I recently heard about a Mumbai based multi-designer boutique, Le Mill. Yes I know you’re probably like raising an eye brow, thinking ‘WHAT, you JUST heard about it??’ Hey, better late than never right? This new, albeit a late discovery has got me extremely excited. They also have an e-commerce site to make their goods available all over India, which is fantastic since I live in Delhi. I went through every product on their website to check out their merchandise and I have to say I am so impressed. I wanted to see how competitive their prices were as it just makes my life easier if I can buy these brands in India itself, so I decided to compare the prices that they are selling their stuff at with international e-commerce sites.
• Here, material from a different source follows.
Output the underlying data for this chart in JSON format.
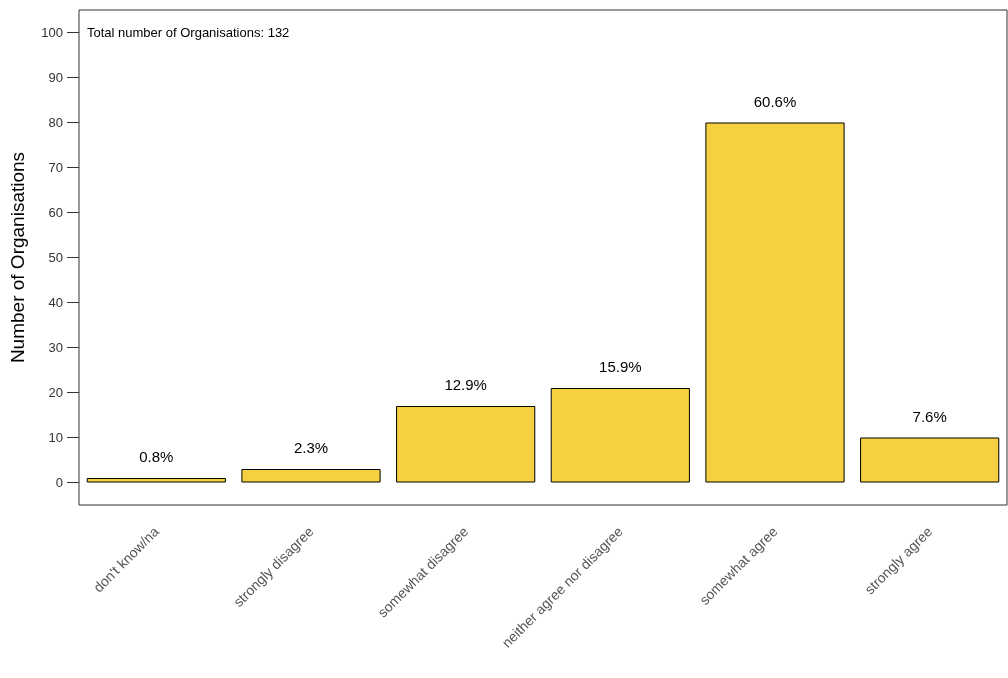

The Le Mill boutique in Mumbai
First up in my comparison list was the Proenza Schouler PS1 leather Ipad case on the Le Mill site which retails at INR 37000. A similar leather Ipad case on net-a-porter was working out to be INR 46,415 and that’s if I choose to deliver it to Dubai. For some reason when I clicked ship to India the ipad case wouldn’t show up. Ordering it to India anyways would be more expensive as duties are higher. So for a similar ipad clutch which differs only very slightly in dimensions (on Le Mill it’s 11x8.5 and net-a-porter its 11x9), surprisingly, it’s cheaper in India! Granted that colourful Ipad cases are last season as they recently went on sale everywhere, however, I checked the Barney’s sale price and it was 24,000 INR not inclusive of shipping and duties which pretty much works out to be the same price eventually.
Next up was the Alexander Wang IT bag, the Rocco. The Rocco Black Dumbo retails with Le Mill for INR 50,450 and when I checked the retail price on the Alexander Wang website (I made sure I checked the dimensions and all) the price was INR 56,983 and this doesn’t include the US city taxes if you were to buy it there itself or duties if you were to order it online from an e-commerce site. I had featured an orange Rocco that was on sale on My Theresa for a previous post where the sale price was INR 37952 again, not inclusive of duties or shipping.
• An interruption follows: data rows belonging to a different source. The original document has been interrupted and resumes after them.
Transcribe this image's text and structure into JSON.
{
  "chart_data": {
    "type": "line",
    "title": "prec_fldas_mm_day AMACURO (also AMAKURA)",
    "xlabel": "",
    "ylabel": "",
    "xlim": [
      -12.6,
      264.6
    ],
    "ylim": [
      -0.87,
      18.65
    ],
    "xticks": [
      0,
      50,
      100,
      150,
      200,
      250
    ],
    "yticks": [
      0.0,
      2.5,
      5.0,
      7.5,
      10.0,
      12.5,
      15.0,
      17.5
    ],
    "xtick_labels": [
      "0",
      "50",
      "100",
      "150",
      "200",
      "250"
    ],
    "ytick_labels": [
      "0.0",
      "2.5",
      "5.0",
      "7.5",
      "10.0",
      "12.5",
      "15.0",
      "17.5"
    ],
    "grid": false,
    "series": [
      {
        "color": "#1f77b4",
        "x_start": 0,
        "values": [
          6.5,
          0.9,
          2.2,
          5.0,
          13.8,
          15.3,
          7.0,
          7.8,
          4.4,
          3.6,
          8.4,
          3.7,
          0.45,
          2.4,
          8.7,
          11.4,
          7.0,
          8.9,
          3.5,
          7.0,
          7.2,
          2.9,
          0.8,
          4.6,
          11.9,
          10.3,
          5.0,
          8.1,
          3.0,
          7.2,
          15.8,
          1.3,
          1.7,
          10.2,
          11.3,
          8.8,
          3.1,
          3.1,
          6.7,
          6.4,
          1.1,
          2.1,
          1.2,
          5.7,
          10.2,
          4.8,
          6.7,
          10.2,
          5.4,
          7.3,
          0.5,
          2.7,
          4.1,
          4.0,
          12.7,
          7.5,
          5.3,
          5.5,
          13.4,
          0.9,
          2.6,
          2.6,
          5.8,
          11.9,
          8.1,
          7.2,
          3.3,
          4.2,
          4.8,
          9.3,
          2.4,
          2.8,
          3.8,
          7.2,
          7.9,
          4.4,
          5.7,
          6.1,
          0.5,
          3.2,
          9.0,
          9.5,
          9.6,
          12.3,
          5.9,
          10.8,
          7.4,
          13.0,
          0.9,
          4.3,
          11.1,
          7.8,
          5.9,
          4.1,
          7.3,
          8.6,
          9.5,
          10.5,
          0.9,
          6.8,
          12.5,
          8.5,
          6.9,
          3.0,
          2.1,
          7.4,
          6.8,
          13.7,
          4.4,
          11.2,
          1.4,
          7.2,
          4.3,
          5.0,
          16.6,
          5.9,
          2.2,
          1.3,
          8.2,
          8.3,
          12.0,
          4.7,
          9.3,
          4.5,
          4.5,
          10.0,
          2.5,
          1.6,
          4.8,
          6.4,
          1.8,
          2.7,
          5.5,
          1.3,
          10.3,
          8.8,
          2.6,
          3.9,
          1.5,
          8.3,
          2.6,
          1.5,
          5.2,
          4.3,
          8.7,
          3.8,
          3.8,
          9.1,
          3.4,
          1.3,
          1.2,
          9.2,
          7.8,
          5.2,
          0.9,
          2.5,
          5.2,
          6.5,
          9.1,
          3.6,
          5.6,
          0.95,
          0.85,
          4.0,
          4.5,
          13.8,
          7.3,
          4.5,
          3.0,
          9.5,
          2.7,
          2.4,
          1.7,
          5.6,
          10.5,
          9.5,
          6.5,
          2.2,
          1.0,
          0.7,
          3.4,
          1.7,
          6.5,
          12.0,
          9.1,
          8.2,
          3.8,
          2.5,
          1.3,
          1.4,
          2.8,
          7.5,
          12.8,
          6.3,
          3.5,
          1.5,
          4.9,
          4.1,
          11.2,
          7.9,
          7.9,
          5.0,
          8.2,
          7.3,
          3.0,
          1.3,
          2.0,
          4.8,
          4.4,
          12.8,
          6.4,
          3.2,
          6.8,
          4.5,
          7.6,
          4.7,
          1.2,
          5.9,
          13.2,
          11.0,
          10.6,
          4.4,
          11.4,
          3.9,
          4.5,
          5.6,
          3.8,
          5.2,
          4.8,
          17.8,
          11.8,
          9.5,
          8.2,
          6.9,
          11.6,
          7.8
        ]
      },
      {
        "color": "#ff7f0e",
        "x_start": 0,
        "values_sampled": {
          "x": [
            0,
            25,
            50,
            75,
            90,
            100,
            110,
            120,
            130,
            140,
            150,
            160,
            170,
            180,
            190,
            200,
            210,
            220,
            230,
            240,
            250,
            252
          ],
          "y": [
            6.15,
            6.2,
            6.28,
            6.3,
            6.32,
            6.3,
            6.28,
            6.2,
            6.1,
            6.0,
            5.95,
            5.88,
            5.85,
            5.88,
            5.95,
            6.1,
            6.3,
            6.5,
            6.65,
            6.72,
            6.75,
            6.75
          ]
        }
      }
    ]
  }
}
Reese Witherspoon with the Rocco bag

Rihanna with the Rocco bag

Moving on, my next item was the Peter Pilotto Abbey top. It retails at Le Mill for INR 67,650 and for INR 68,256 at net-a-porter which is pretty much the same price as the net-a-porter price is inclusive of duties. However, at least when you order it from Le Mill, and the top doesn’t fit you get the ‘free returns in India’ option which honestly is very important. My mom ordered a pair of Salvatore Ferragamo shoes from Saks Fifth Avenue which didn’t fit very well and for her to send it back meant losing out on roughly 200 dollars!

After careful research on these items (there were more I researched on but I wont bore you with my in depth analysis), I am now more excited than ever to start shopping from this fabulous boutique and their online site. And other than the prices, the list of designers they stock is amazing! Isabel Marant (yes, they have the absolutely MUST HAVE Bekett sneakers), and even Shourouk!! Funnily I just spoke about Shourouk in a previous post and I find out the brand is available on home turf. The Row, Pamela Love and even Alexander Wang’s diffusion line T by Alexander Wang; Le Mill is now a part of my internet explorer favourites.

Anna Dello Russo wearing a Shourouk necklace
Gisele Bundchen in the Isabel Marant Bekett sneakers
Seriously I want to hit myself on the head because I was in Mumbai last week and I never went to the boutique! It’s all good, when I spend two months there during April and May, I know exactly where I’ll be lingering.